Don’t sit on claim petitions,HC tells accident tribunals

October 31, 2017 12:38 am | Updated 12:38 am IST - CHENNAI

TIRUNELVELI : TAMIL NADU : 14/10/2017 : The mangled remains of the van collided with a lorry at Mangalapuram near Kadayanallur in Tirunelveli District on Saturday early morning. (handout)

TIRUNELVELI : TAMIL NADU : 14/10/2017 : The mangled remains of the van collided with a lorry at Mangalapuram near Kadayanallur in Tirunelveli District on Saturday early morning. (handout)

The Madras High Court’s Registrar General (RG) has issued a circular to all motor accidents claims tribunals in Tamil Nadu and Puducherry to comply with a direction issued by the court on March 10, 2016, to dispose of claim petitions within a year.

Extracting the relevant portion of the order passed by a Division Bench of Justices R. Sudhakar (now a judge of the Jammu and Kashmir High Court) and S. Vaidyanathan, the RG R. Sakthivel instructed the tribunals to follow the directives scrupulously.

The Bench had issued the directive while dismissing an appeal preferred by an insurance company in 2014 challenging ₹15.60 lakh awarded by a tribunal at Dharmapuri in 2013 for the death of an advocate in a road accident involving his van and a truck in 2002.

‘Appalling delay’

Appalled at the delay of over a decade in awarding compensation to the family of the deceased, the Division Bench had ordered that motor accident claim petitions should be disposed of within a year from the date of numbering of those petitions.

It was also ordered that once the petitions were taken up for hearing, they should not be adjourned beyond three working days at any point of time so that the cases could be heard at length and disposed of in accordance with law within the stipulated time.
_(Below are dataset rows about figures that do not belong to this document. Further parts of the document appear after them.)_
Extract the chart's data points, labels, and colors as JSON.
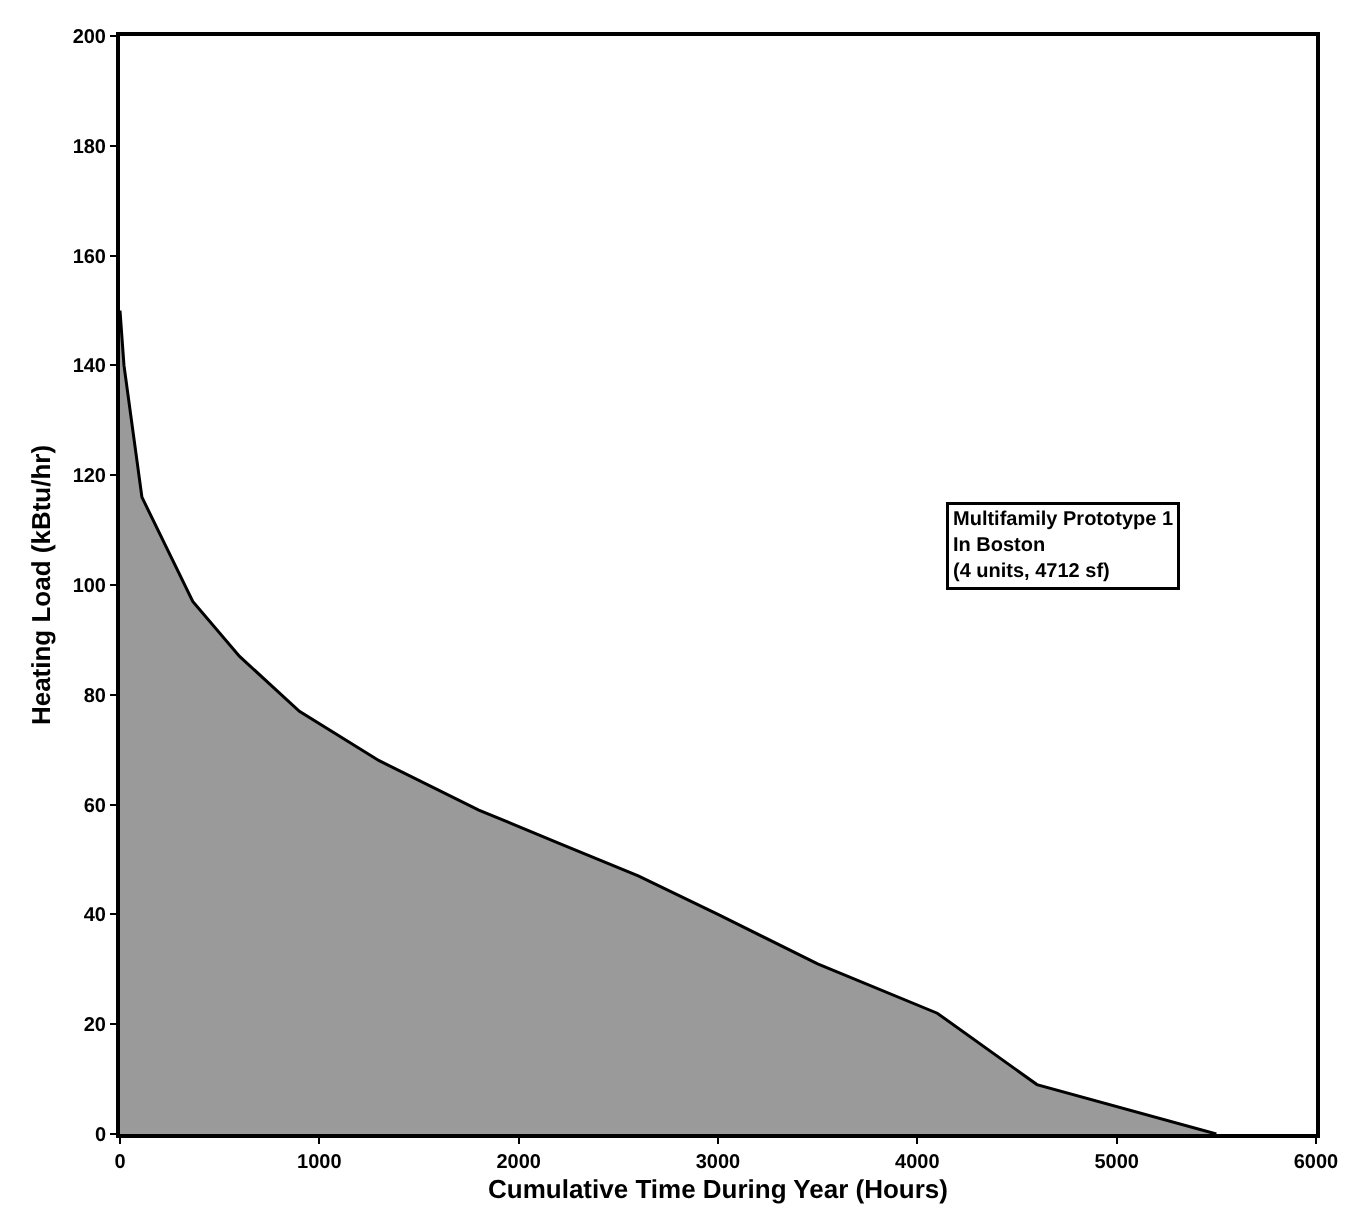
{
  "chart_data": {
    "type": "area",
    "xlabel": "Cumulative Time During Year (Hours)",
    "ylabel": "Heating Load (kBtu/hr)",
    "annotations": [
      "Multifamily Prototype 1\nIn Boston\n(4 units, 4712 sf)"
    ],
    "x": [
      0,
      20,
      110,
      365,
      600,
      900,
      1300,
      1800,
      2200,
      2600,
      3000,
      3500,
      4100,
      4600,
      5500
    ],
    "series": [
      {
        "color": "#9a9a9a",
        "values": [
          150,
          140,
          116,
          97,
          87,
          77,
          68,
          59,
          53,
          47,
          40,
          31,
          22,
          9,
          0
        ]
      }
    ],
    "xlim": [
      0,
      6000
    ],
    "xticks": [
      0,
      1000,
      2000,
      3000,
      4000,
      5000,
      6000
    ],
    "ylim": [
      0,
      200
    ],
    "yticks": [
      0,
      20,
      40,
      60,
      80,
      100,
      120,
      140,
      160,
      180,
      200
    ],
    "grid": false
  }
}
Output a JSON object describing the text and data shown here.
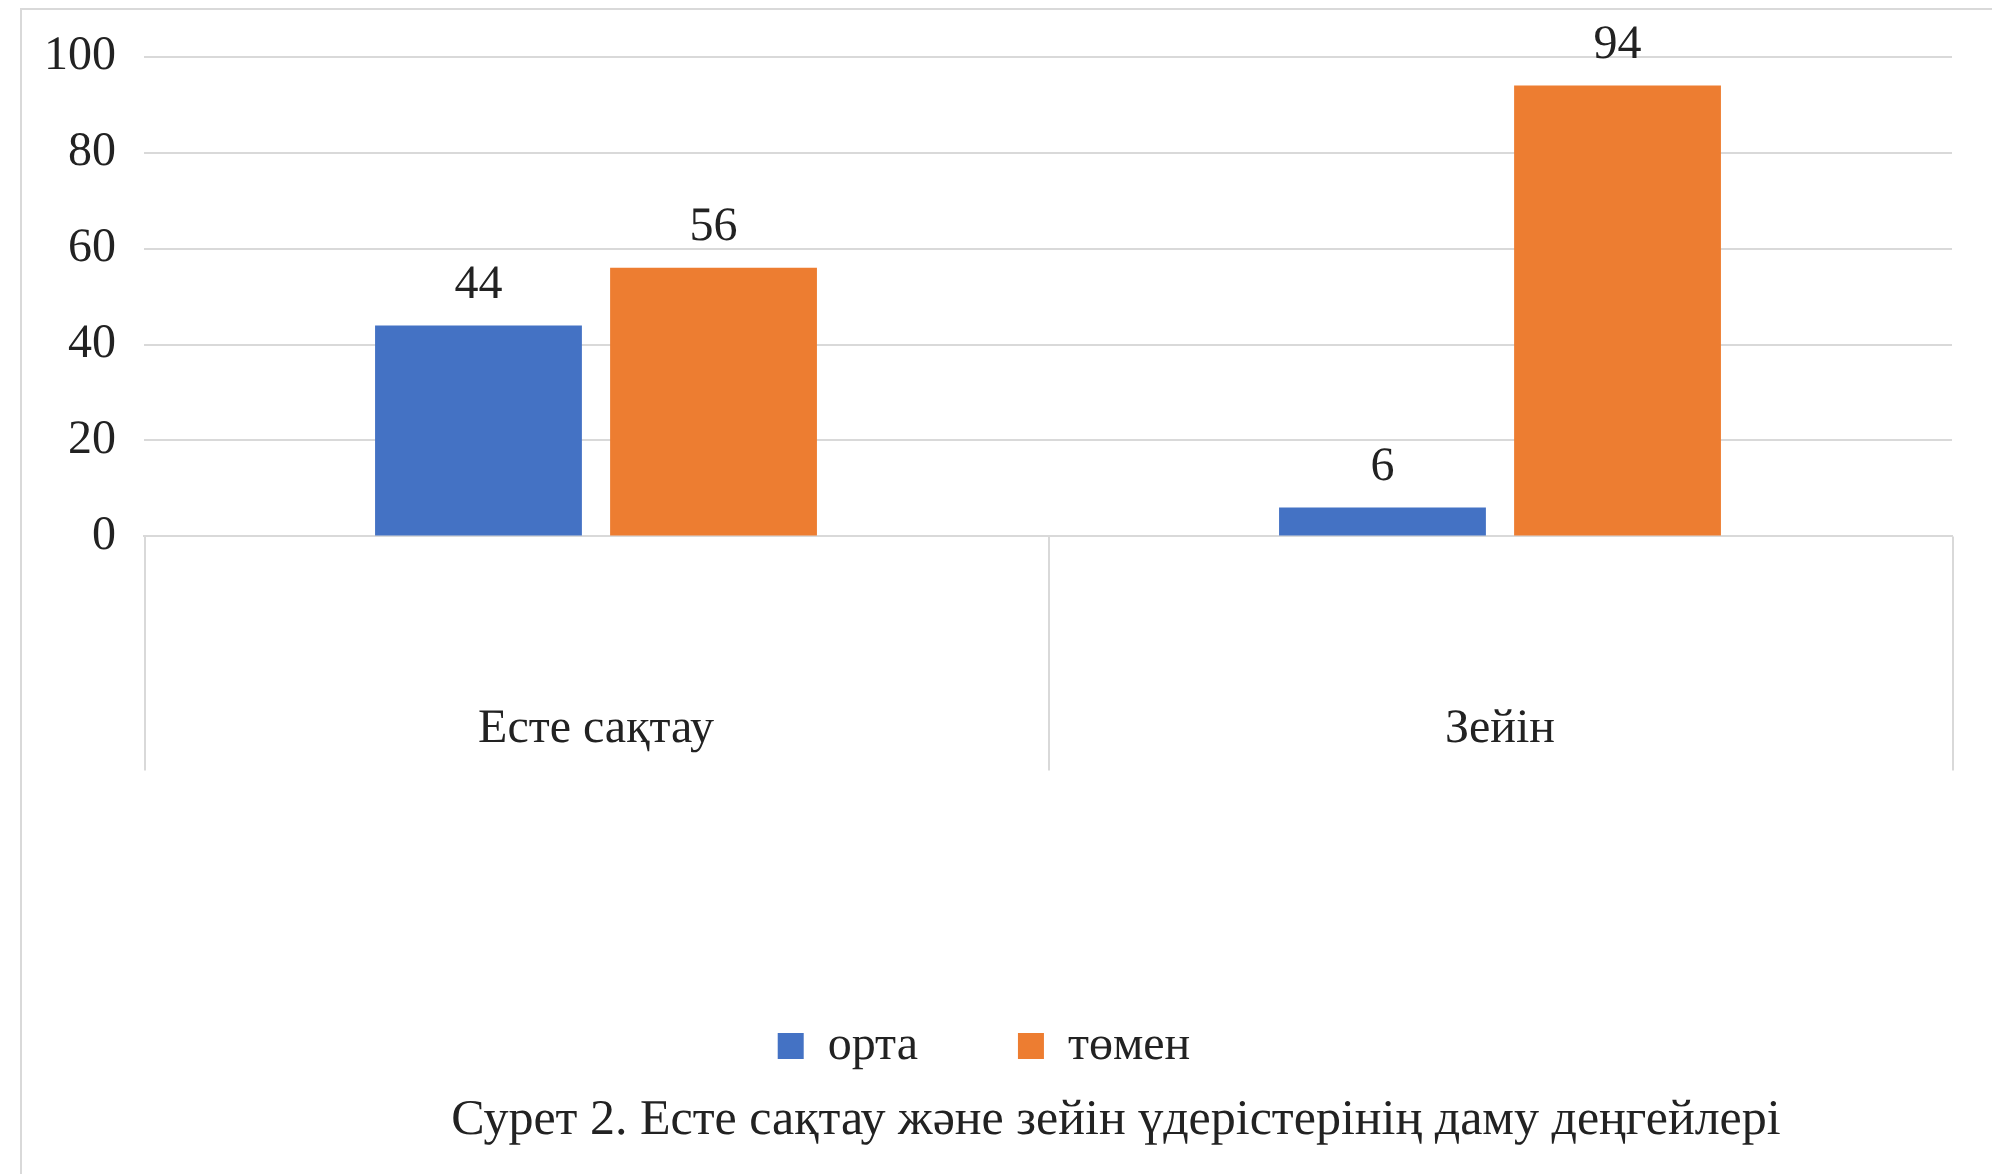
{
  "chart_data": {
    "type": "bar",
    "categories": [
      "Есте сақтау",
      "Зейін"
    ],
    "series": [
      {
        "name": "орта",
        "color": "#4472c4",
        "values": [
          44,
          6
        ]
      },
      {
        "name": "төмен",
        "color": "#ed7d31",
        "values": [
          56,
          94
        ]
      }
    ],
    "ylim": [
      0,
      100
    ],
    "yticks": [
      0,
      20,
      40,
      60,
      80,
      100
    ],
    "grid": "y",
    "legend": "bottom",
    "data_labels": true,
    "annotations": [
      "Сурет 2. Есте сақтау және зейін үдерістерінің даму деңгейлері"
    ]
  }
}
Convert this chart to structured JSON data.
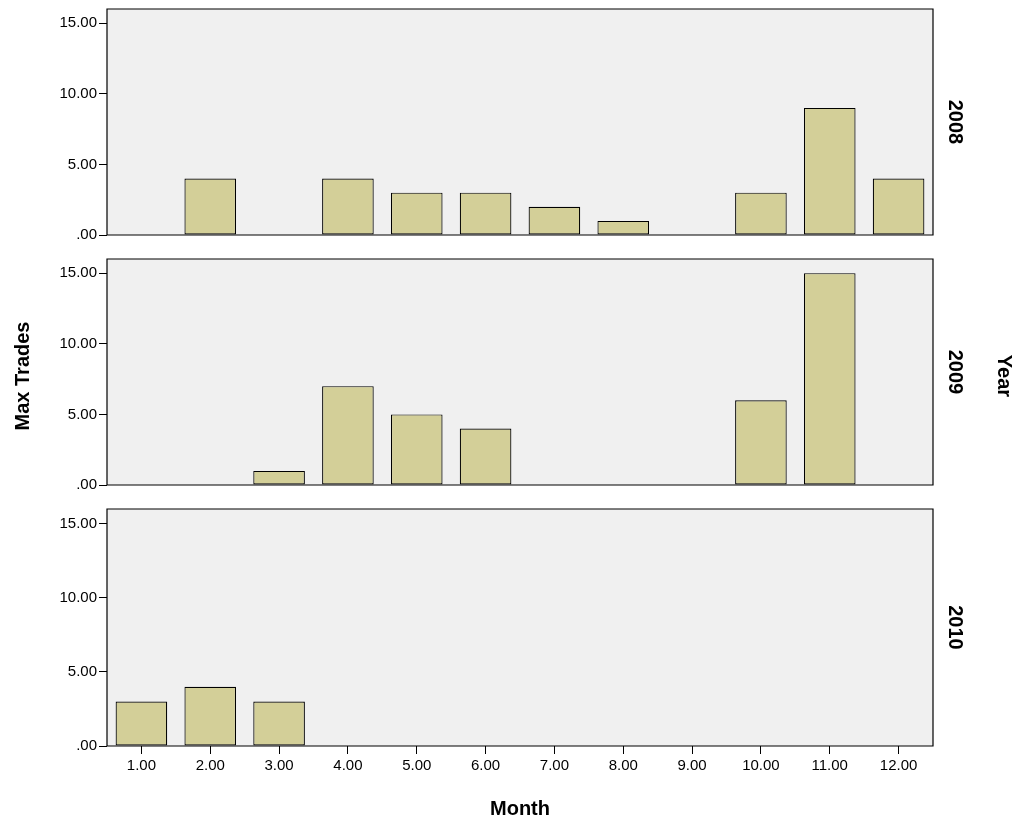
{
  "chart_data": [
    {
      "type": "bar",
      "y2label": "2008",
      "categories": [
        "1.00",
        "2.00",
        "3.00",
        "4.00",
        "5.00",
        "6.00",
        "7.00",
        "8.00",
        "9.00",
        "10.00",
        "11.00",
        "12.00"
      ],
      "values": [
        0,
        4,
        0,
        4,
        3,
        3,
        2,
        1,
        null,
        3,
        9,
        4
      ],
      "color": "#d3cf98",
      "ylim": [
        0,
        16
      ],
      "yticks": [
        {
          "value": 0,
          "label": ".00"
        },
        {
          "value": 5,
          "label": "5.00"
        },
        {
          "value": 10,
          "label": "10.00"
        },
        {
          "value": 15,
          "label": "15.00"
        }
      ],
      "grid": false,
      "tick_labels": "y"
    },
    {
      "type": "bar",
      "y2label": "2009",
      "ylabel": "Max Trades",
      "annotations": [
        "Year"
      ],
      "categories": [
        "1.00",
        "2.00",
        "3.00",
        "4.00",
        "5.00",
        "6.00",
        "7.00",
        "8.00",
        "9.00",
        "10.00",
        "11.00",
        "12.00"
      ],
      "values": [
        null,
        null,
        1,
        7,
        5,
        4,
        null,
        null,
        null,
        6,
        15,
        null
      ],
      "color": "#d3cf98",
      "ylim": [
        0,
        16
      ],
      "yticks": [
        {
          "value": 0,
          "label": ".00"
        },
        {
          "value": 5,
          "label": "5.00"
        },
        {
          "value": 10,
          "label": "10.00"
        },
        {
          "value": 15,
          "label": "15.00"
        }
      ],
      "grid": false,
      "tick_labels": "y"
    },
    {
      "type": "bar",
      "y2label": "2010",
      "xlabel": "Month",
      "categories": [
        "1.00",
        "2.00",
        "3.00",
        "4.00",
        "5.00",
        "6.00",
        "7.00",
        "8.00",
        "9.00",
        "10.00",
        "11.00",
        "12.00"
      ],
      "values": [
        3,
        4,
        3,
        null,
        null,
        null,
        null,
        null,
        null,
        null,
        null,
        null
      ],
      "color": "#d3cf98",
      "ylim": [
        0,
        16
      ],
      "yticks": [
        {
          "value": 0,
          "label": ".00"
        },
        {
          "value": 5,
          "label": "5.00"
        },
        {
          "value": 10,
          "label": "10.00"
        },
        {
          "value": 15,
          "label": "15.00"
        }
      ],
      "grid": false
    }
  ]
}
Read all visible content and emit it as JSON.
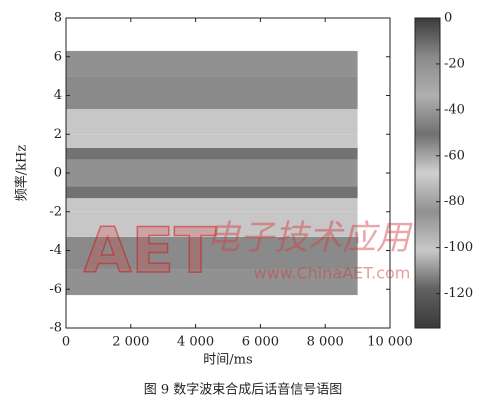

Authoring the judgment for the Bench, Mr. Justice Vaidyanathan had said: “Pendency of motor accident cases for years together will cause prejudice to the injured claimants/dependants of the deceased, and it is certainly more painful than the injuries sustained by the claimant.

“Equally, it is also to be noted that the insurance company shall not be asked to pay compensation to the claimants through their nose as in many cases the interest alone runs to several lakhs on account of pendency of matters for years together before the trial court/High Court.”